What Soil should I use for my Japanese Maple?
In this Episode of the MrMaple Show, Tim and Matt will be discussing what type of soil you should use when planting your Japanese Maples.
Soil for Japanese Maples
One of the most important things to remember is that Japanese maples do not like wet feet. This means that heavily boggy areas will need raised beds that allow drainage for the Japanese maple roots. This can simply be done by raising the area where you will be planting the Japanese maple with more soil. People often ask where or not they should condition their soil for the Japanese maple. For the most part, you shouldn't. Japanese maples can do well in both sandy soils and clay soils. When you amend the soil they have to get established in your amendments and then get established in the exterior soil.

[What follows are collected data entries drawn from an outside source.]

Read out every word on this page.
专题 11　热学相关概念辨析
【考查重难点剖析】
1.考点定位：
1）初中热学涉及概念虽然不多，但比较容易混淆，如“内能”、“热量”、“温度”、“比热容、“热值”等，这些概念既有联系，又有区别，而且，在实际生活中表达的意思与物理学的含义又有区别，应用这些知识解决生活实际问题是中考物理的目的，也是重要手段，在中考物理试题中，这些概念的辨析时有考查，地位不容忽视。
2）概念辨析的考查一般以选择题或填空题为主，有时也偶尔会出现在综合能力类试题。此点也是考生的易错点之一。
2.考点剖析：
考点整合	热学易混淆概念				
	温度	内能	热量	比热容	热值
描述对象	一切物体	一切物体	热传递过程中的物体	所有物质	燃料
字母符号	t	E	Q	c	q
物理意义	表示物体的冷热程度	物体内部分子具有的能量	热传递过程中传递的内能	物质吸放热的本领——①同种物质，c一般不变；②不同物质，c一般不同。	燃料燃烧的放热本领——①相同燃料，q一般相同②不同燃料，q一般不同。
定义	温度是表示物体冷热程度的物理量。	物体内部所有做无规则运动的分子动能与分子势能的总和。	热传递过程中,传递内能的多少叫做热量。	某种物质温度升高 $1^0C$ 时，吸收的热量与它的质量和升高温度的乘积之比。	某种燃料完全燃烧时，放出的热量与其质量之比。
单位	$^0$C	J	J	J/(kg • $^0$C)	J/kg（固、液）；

Japanese Maples are adaptable to almost any soils. The key things about Japanese Maples is they want to have really good drainage, so if you're planting them out in the ground, if the soil is very compacted and it's holding a lot of water, you will want to go in and amend the soil. Japanese Maples are very adaptable, so there's not a lot of amending to be done unless you need to make a soil less compacted and to add drainage.

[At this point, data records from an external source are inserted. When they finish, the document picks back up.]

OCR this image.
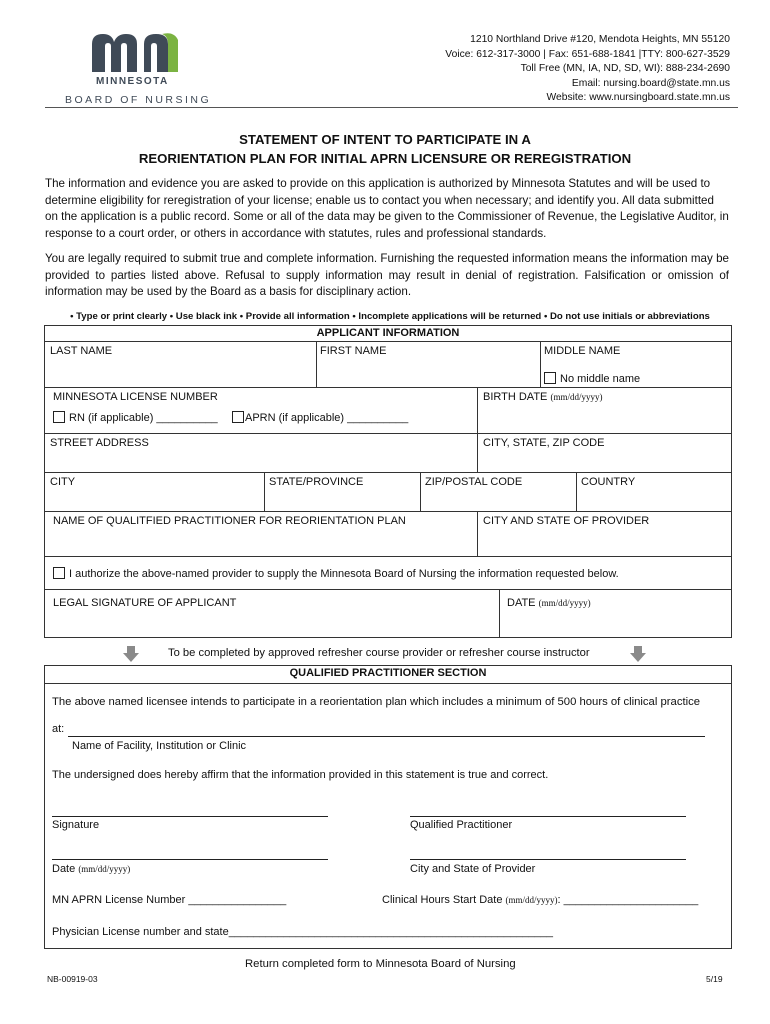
MINNESOTA
BOARD OF NURSING
1210 Northland Drive #120, Mendota Heights, MN 55120
Voice: 612-317-3000 | Fax: 651-688-1841 |TTY: 800-627-3529
Toll Free (MN, IA, ND, SD, WI): 888-234-2690
Email: nursing.board@state.mn.us
Website: www.nursingboard.state.mn.us
STATEMENT OF INTENT TO PARTICIPATE IN A
REORIENTATION PLAN FOR INITIAL APRN LICENSURE OR REREGISTRATION
The information and evidence you are asked to provide on this application is authorized by Minnesota Statutes and will be used to determine eligibility for reregistration of your license; enable us to contact you when necessary; and identify you. All data submitted on the application is a public record. Some or all of the data may be given to the Commissioner of Revenue, the Legislative Auditor, in response to a court order, or others in accordance with statutes, rules and professional standards.
You are legally required to submit true and complete information. Furnishing the requested information means the information may be provided to parties listed above. Refusal to supply information may result in denial of registration. Falsification or omission of information may be used by the Board as a basis for disciplinary action.
• Type or print clearly • Use black ink • Provide all information • Incomplete applications will be returned • Do not use initials or abbreviations
APPLICANT INFORMATION
LAST NAME	FIRST NAME	MIDDLE NAME
No middle name
MINNESOTA LICENSE NUMBER
RN (if applicable) __________	APRN (if applicable) __________
BIRTH DATE (mm/dd/yyyy)
STREET ADDRESS	CITY, STATE, ZIP CODE
CITY	STATE/PROVINCE	ZIP/POSTAL CODE	COUNTRY
NAME OF QUALITFIED PRACTITIONER FOR REORIENTATION PLAN	CITY AND STATE OF PROVIDER
I authorize the above-named provider to supply the Minnesota Board of Nursing the information requested below.
LEGAL SIGNATURE OF APPLICANT	DATE (mm/dd/yyyy)
To be completed by approved refresher course provider or refresher course instructor
QUALIFIED PRACTITIONER SECTION
The above named licensee intends to participate in a reorientation plan which includes a minimum of 500 hours of clinical practice
at:
Name of Facility, Institution or Clinic
The undersigned does hereby affirm that the information provided in this statement is true and correct.
Signature	Qualified Practitioner
Date (mm/dd/yyyy)	City and State of Provider
MN APRN License Number ________________	Clinical Hours Start Date (mm/dd/yyyy): ______________________
Physician License number and state_____________________________________________________
Return completed form to Minnesota Board of Nursing
NB-00919-03	5/19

The most common soil myth is that you need to add a bunch of stuff to your soil to get plants to grow in it. God created the soil better than we can buy in stores most of the time, and it's been a proven fact that most of the stuff you're buying in garden centers has less nutrients in it than the soil that's already there. It's important to make sure that you're not just amending the soil for no reason because what will happen is the plant will take time to get established into whatever your soil amendment is, then years down the road it might actually be slowing the plant down. If your soil has good drainage and is not compacted dirt, there's no reason to amend the soil whenever you're planting a Japanese Maple. You can use your native soil and that'll be one of the things that has the most micronutrients for it and is going to help the Japanese Maple to thrive and do well for you.
What you should use:
Some people plant their trees in containers, and here at Mr. Maple we use a very light and fluffy soil texture that is an 80% pine bark, 15% peat, and 5% perlite mix. We also add different nutrients such as a Micro Max to add 32 essential micronutrients which help the plant to thrive. Something comparable would be a MiracleGro mix that you would get in the store, most of the pine bark mixes are fantastic for containers and are an easy soil to grow Japanese Maples in, as well as being readily available.

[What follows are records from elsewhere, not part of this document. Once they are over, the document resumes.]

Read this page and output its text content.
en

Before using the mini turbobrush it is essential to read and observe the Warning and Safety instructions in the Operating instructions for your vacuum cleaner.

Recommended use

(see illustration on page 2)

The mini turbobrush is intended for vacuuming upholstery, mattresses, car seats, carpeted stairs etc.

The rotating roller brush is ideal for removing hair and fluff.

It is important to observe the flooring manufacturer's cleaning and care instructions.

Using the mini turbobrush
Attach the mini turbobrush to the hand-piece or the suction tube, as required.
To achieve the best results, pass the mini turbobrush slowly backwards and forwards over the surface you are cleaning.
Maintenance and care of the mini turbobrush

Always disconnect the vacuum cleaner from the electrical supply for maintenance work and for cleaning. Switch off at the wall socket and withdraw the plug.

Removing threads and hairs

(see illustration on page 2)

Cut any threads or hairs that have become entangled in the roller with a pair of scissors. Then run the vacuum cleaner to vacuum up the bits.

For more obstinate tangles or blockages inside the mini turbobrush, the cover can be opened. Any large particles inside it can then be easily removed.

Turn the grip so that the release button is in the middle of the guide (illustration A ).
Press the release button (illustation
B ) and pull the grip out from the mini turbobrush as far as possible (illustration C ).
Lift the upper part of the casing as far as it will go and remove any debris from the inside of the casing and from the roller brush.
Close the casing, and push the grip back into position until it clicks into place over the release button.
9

What you should avoid using:
You definitely want to avoid soils that are high in nitrogen. This could be something that has large amounts of cow manure in it, as well as something that has fertilizer in it. If you use one of those fertilizers going into the fall, the plant may not shut down going into the winter and you can get damage on your Japanese Maple from being too active during the winter months. The best time to fertilize anything is in the spring.
Why is soil so important?
A healthy tree starts with healthy roots. By having a Japanese Maple in healthy soil with good drainage and when it's not compacted, the roots can set out and get established, therefore making your tree healthier. The healthier your tree, the more it will thrive and do well for you in the landscape or in a container. Japanese Maples are very easy to grow and very adaptable to most soils, but the key thing is good drainage.